Юрий Лотман — один из самых цитируемых российских гуманитариев. Постоянно появляются переиздания его научных трудов на множестве языков, академически подготовленных его переписок с разными адресатами, биографических материалов (этим занимаются ученые в университетах Таллина и Тарту). Он по-прежнему жгуче интересен и как выдающаяся фигура академического поля, и как человек своей эпохи.
Продолжается усвоение и осмысление его научного наследия разных периодов, очень непохожих друг на друга. Например, буквально сейчас в лондонском издательстве Bloomsbury под редакцией эстонских семиотиков Марека Тамма и Пеэтера Торопа вышел справочник «The Companion to Juri Lotman: A Semiotic Theory of Culture» — о Лотмане как о семиотике, о его основных трудах, концептах, выводах.
Очень многие идеи и гипотезы Лотмана остаются актуальными, их не только цитируют, соглашаясь, но и полемизируют с ними, опираются на них, чтобы идти дальше.

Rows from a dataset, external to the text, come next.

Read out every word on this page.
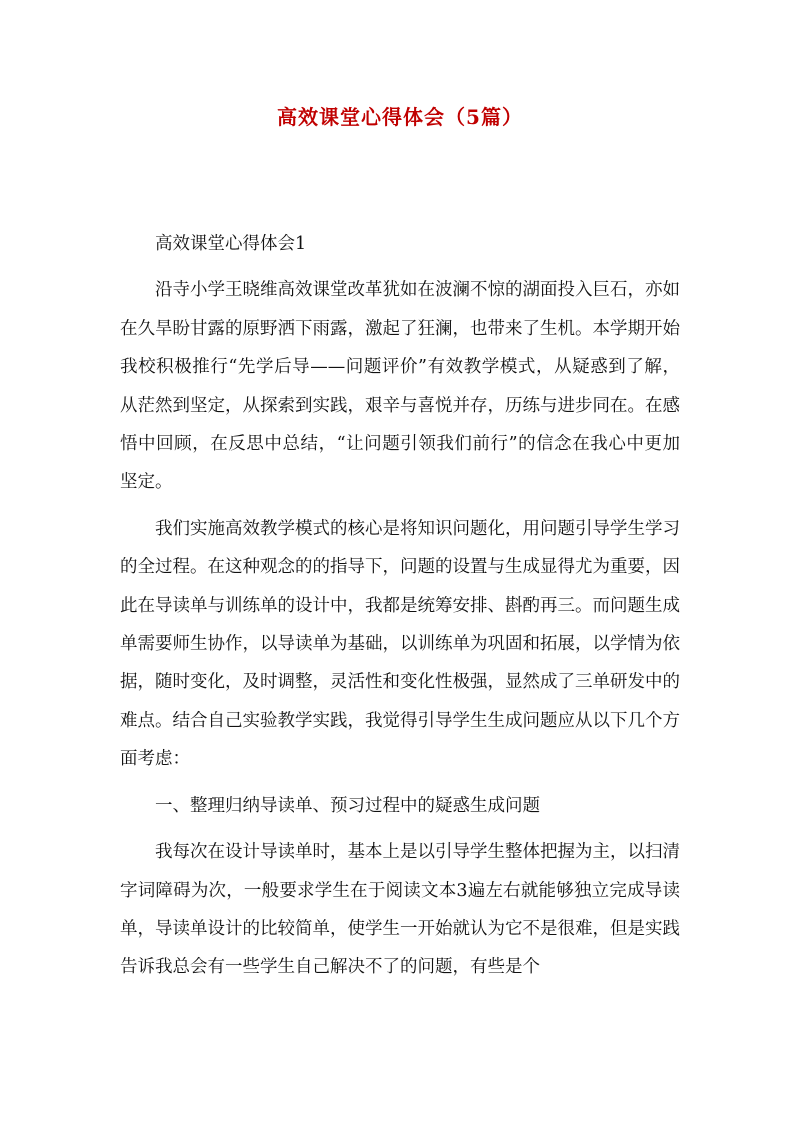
高效课堂心得体会（5篇）

高效课堂心得体会1

沿寺小学王晓维高效课堂改革犹如在波澜不惊的湖面投入巨石，亦如在久旱盼甘露的原野洒下雨露，激起了狂澜，也带来了生机。本学期开始我校积极推行“先学后导——问题评价”有效教学模式，从疑惑到了解，从茫然到坚定，从探索到实践，艰辛与喜悦并存，历练与进步同在。在感悟中回顾，在反思中总结，“让问题引领我们前行”的信念在我心中更加坚定。

我们实施高效教学模式的核心是将知识问题化，用问题引导学生学习的全过程。在这种观念的的指导下，问题的设置与生成显得尤为重要，因此在导读单与训练单的设计中，我都是统筹安排、斟酌再三。而问题生成单需要师生协作，以导读单为基础，以训练单为巩固和拓展，以学情为依据，随时变化，及时调整，灵活性和变化性极强，显然成了三单研发中的难点。结合自己实验教学实践，我觉得引导学生生成问题应从以下几个方面考虑：

一、整理归纳导读单、预习过程中的疑惑生成问题

我每次在设计导读单时，基本上是以引导学生整体把握为主，以扫清字词障碍为次，一般要求学生在于阅读文本3遍左右就能够独立完成导读单，导读单设计的比较简单，使学生一开始就认为它不是很难，但是实践告诉我总会有一些学生自己解决不了的问题，有些是个
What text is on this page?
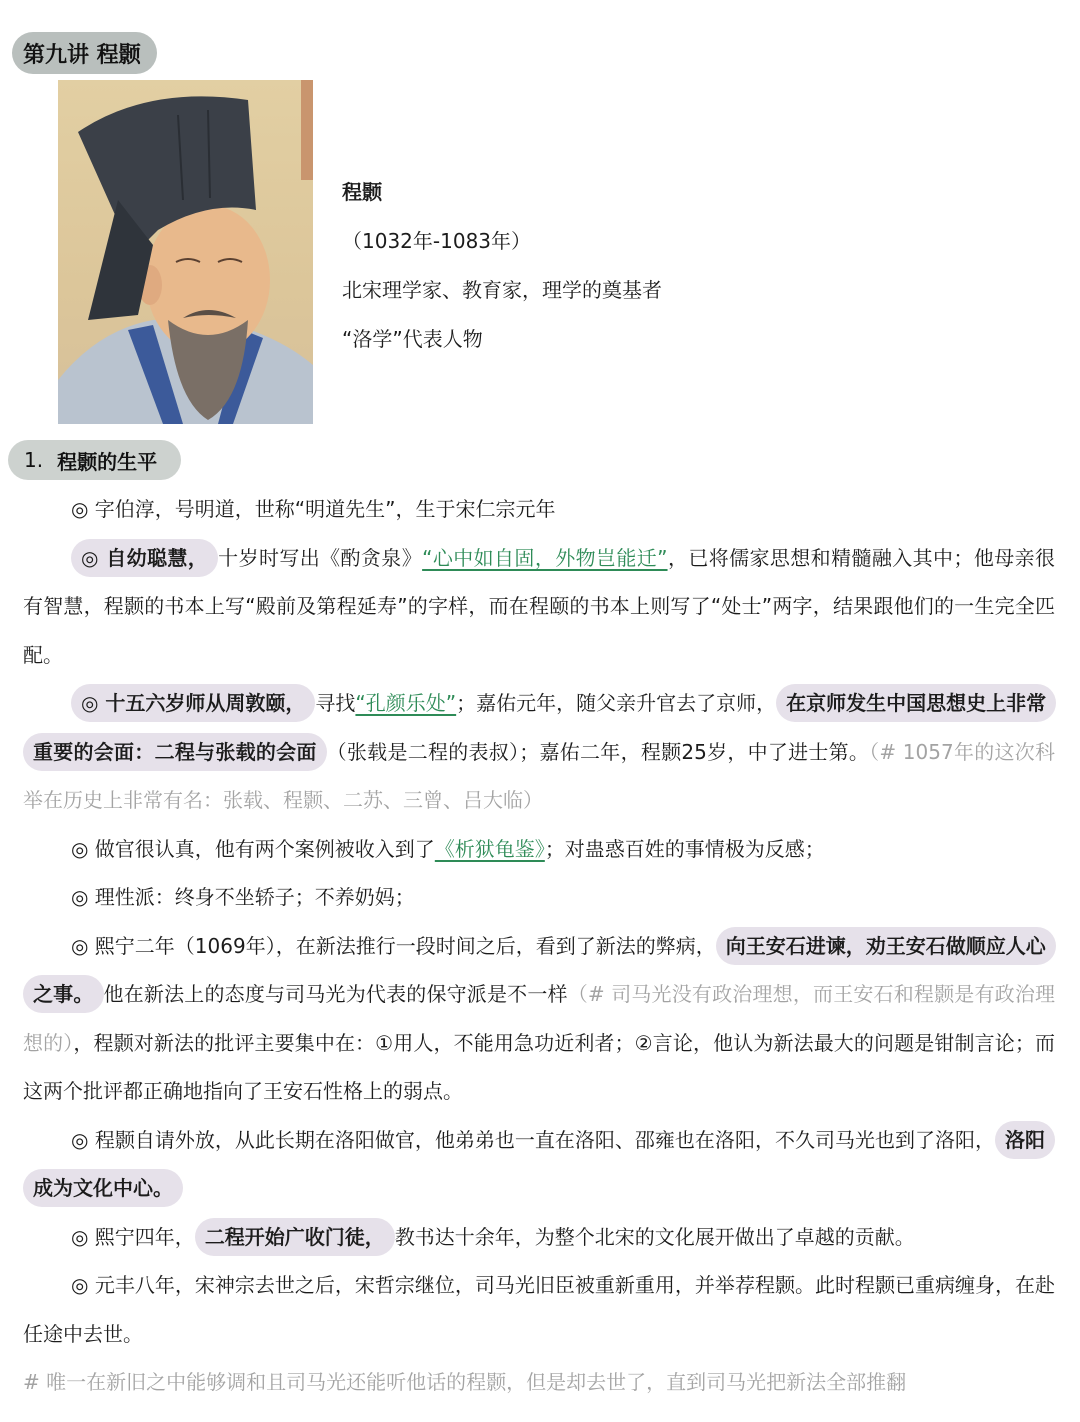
第九讲 程颢
程颢
（1032年-1083年）
北宋理学家、教育家，理学的奠基者
“洛学”代表人物
1. 程颢的生平

◎ 字伯淳，号明道，世称“明道先生”，生于宋仁宗元年

◎ 自幼聪慧， 十岁时写出《酌贪泉》“心中如自固，外物岂能迁”，已将儒家思想和精髓融入其中；他母亲很有智慧，程颢的书本上写“殿前及第程延寿”的字样，而在程颐的书本上则写了“处士”两字，结果跟他们的一生完全匹配。

◎ 十五六岁师从周敦颐， 寻找“孔颜乐处”；嘉佑元年，随父亲升官去了京师， 在京师发生中国思想史上非常重要的会面：二程与张载的会面 （张载是二程的表叔）；嘉佑二年，程颢25岁，中了进士第。（# 1057年的这次科举在历史上非常有名：张载、程颢、二苏、三曾、吕大临）

◎ 做官很认真，他有两个案例被收入到了《析狱龟鉴》；对蛊惑百姓的事情极为反感；

◎ 理性派：终身不坐轿子；不养奶妈；

◎ 熙宁二年（1069年），在新法推行一段时间之后，看到了新法的弊病， 向王安石进谏，劝王安石做顺应人心之事。 他在新法上的态度与司马光为代表的保守派是不一样（# 司马光没有政治理想，而王安石和程颢是有政治理想的），程颢对新法的批评主要集中在：①用人，不能用急功近利者；②言论，他认为新法最大的问题是钳制言论；而这两个批评都正确地指向了王安石性格上的弱点。

◎ 程颢自请外放，从此长期在洛阳做官，他弟弟也一直在洛阳、邵雍也在洛阳，不久司马光也到了洛阳， 洛阳成为文化中心。

◎ 熙宁四年， 二程开始广收门徒， 教书达十余年，为整个北宋的文化展开做出了卓越的贡献。

◎ 元丰八年，宋神宗去世之后，宋哲宗继位，司马光旧臣被重新重用，并举荐程颢。此时程颢已重病缠身，在赴任途中去世。

# 唯一在新旧之中能够调和且司马光还能听他话的程颢，但是却去世了，直到司马光把新法全部推翻
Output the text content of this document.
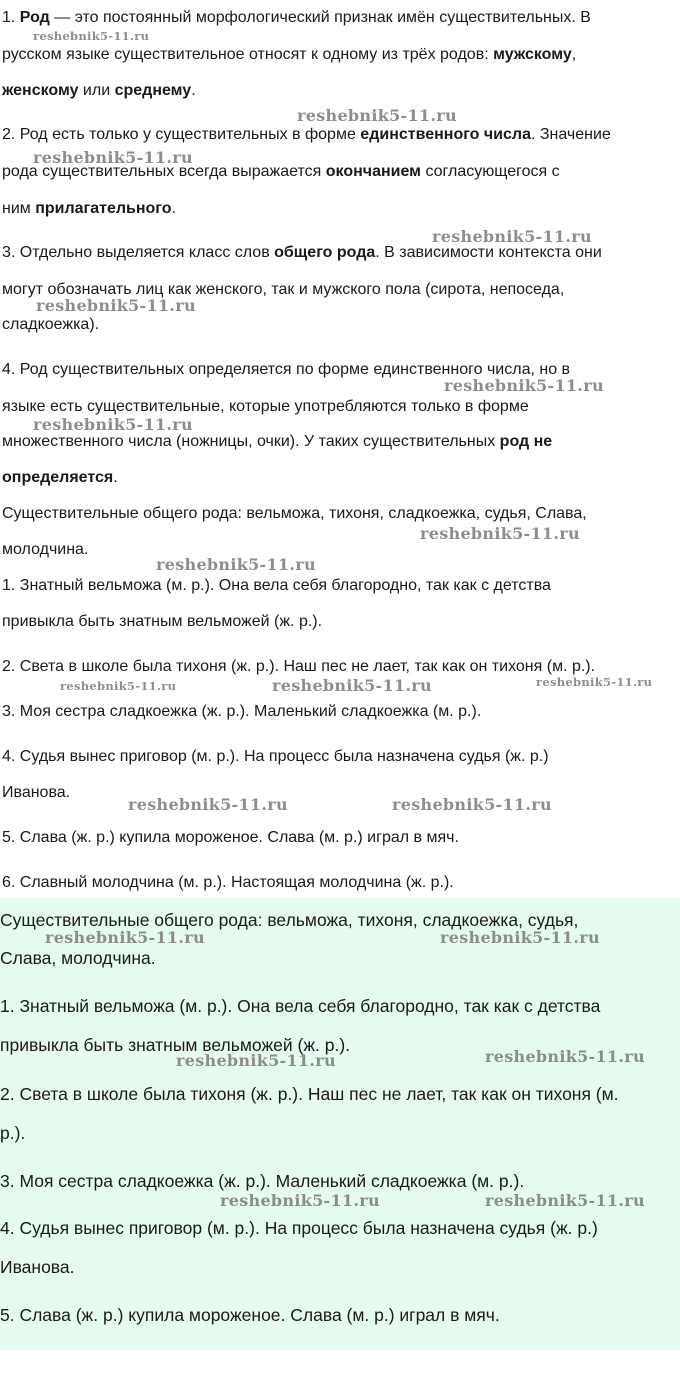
1. Род — это постоянный морфологический признак имён существительных. В
русском языке существительное относят к одному из трёх родов: мужскому,
женскому или среднему.
2. Род есть только у существительных в форме единственного числа. Значение
рода существительных всегда выражается окончанием согласующегося с
ним прилагательного.
3. Отдельно выделяется класс слов общего рода. В зависимости контекста они
могут обозначать лиц как женского, так и мужского пола (сирота, непоседа,
сладкоежка).
4. Род существительных определяется по форме единственного числа, но в
языке есть существительные, которые употребляются только в форме
множественного числа (ножницы, очки). У таких существительных род не
определяется.
Существительные общего рода: вельможа, тихоня, сладкоежка, судья, Слава,
молодчина.
1. Знатный вельможа (м. р.). Она вела себя благородно, так как с детства
привыкла быть знатным вельможей (ж. р.).
2. Света в школе была тихоня (ж. р.). Наш пес не лает, так как он тихоня (м. р.).
3. Моя сестра сладкоежка (ж. р.). Маленький сладкоежка (м. р.).
4. Судья вынес приговор (м. р.). На процесс была назначена судья (ж. р.)
Иванова.
5. Слава (ж. р.) купила мороженое. Слава (м. р.) играл в мяч.
6. Славный молодчина (м. р.). Настоящая молодчина (ж. р.).
Существительные общего рода: вельможа, тихоня, сладкоежка, судья,
Слава, молодчина.
1. Знатный вельможа (м. р.). Она вела себя благородно, так как с детства
привыкла быть знатным вельможей (ж. р.).
2. Света в школе была тихоня (ж. р.). Наш пес не лает, так как он тихоня (м.
р.).
3. Моя сестра сладкоежка (ж. р.). Маленький сладкоежка (м. р.).
4. Судья вынес приговор (м. р.). На процесс была назначена судья (ж. р.)
Иванова.
5. Слава (ж. р.) купила мороженое. Слава (м. р.) играл в мяч.
reshebnik5-11.ru
reshebnik5-11.ru
reshebnik5-11.ru
reshebnik5-11.ru
reshebnik5-11.ru
reshebnik5-11.ru
reshebnik5-11.ru
reshebnik5-11.ru
reshebnik5-11.ru
reshebnik5-11.ru	reshebnik5-11.ru	reshebnik5-11.ru
reshebnik5-11.ru	reshebnik5-11.ru
reshebnik5-11.ru	reshebnik5-11.ru
reshebnik5-11.ru	reshebnik5-11.ru
reshebnik5-11.ru	reshebnik5-11.ru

Все это возможно потому, что, как совершенно справедливо заметил академик Михаил Гаспаров, Лотман «далеко опередил свое научное время».
Семиотика и структурализм
Лотман первым в советском научном пространстве стал углубленно развивать учение американского философа и логика Чарльза Пирса о знаке как концепте практически универсальном, очень многое объясняющем в культуре, в интеллектуальной, гуманитарной деятельности людей. Это и есть семиотика — наука о знаках и их отношениях с реалиями, смыслами, другими знаками, то есть контекстом.
Московско-тартуская семиотическая школа, возникшая в первой половине 1960-х годов (собственно, это был сам Лотман и его единомышленники, не во всем и не всегда согласные друг с другом, но двигавшиеся вперед в интенсивном научном общении, дискуссии, споре), предложила новую модель культуры и искусства как знаковых систем. Далее эта модель всесторонне разрабатывалась — и с теоретической стороны, и на самом разнообразном материале.
Структурализм — это прежде всего приложение семиотического метода к искусству, к тексту, под которым понимается не только литературное произведение; подход к тексту и искусству как системе не изолированных, а взаимосвязанных элементов. Тогда в СССР господствовало догматическое литературоведение: существовало практически только «содержание», а «форма» была чем-то второстепенным. Так что идеи и труды Лотмана и ученых московско-тартуского круга были в буквальном смысле революционными.
Радищев и Карамзин: литературное путешествие
Александром Радищевым Лотман начал заниматься со второй половины 1940-х годов и уже к 1951 году написал о связи его эстетических и политических взглядов свою кандидатскую диссертацию. В официальном советском дискурсе Радищева было принято именовать одним из первых дворянских революционеров. Лотман в целом этому не противоречил, очень глубоко разработал идейный и общественный контекст радищевских текстов, замечательно показал, как и почему тот пришел к такому исключительной силы политическому жесту, как публикация «Путешествия из Петербурга в Москву».
XVIII век, динамичный, насыщенный и глубоко драматический, оставался все-таки любимой эпохой Лотмана, неиссякаемым источником научных впечатлений и вдохновения. Его докторская диссертация посвящена эволюции русской литературы преддекабристского периода, то есть конца XVIII — первой четверти XIX века. Студентов он на этом периоде учил, не просто читая лекции и семинары, а показывая, как надо работать с самыми разными источниками, как искать генетические и другие связи между идеями и текстами.
Интерес к Николаю Карамзину — одному из важнейших звеньев, связывающих XVIII век с XIX (в отличие от Радищева, Карамзин пребывал в советские годы в относительном небрежении как монархист и автор «Истории государства Российского», созданной, так сказать, «по госзаказу»),— здесь более чем естественен.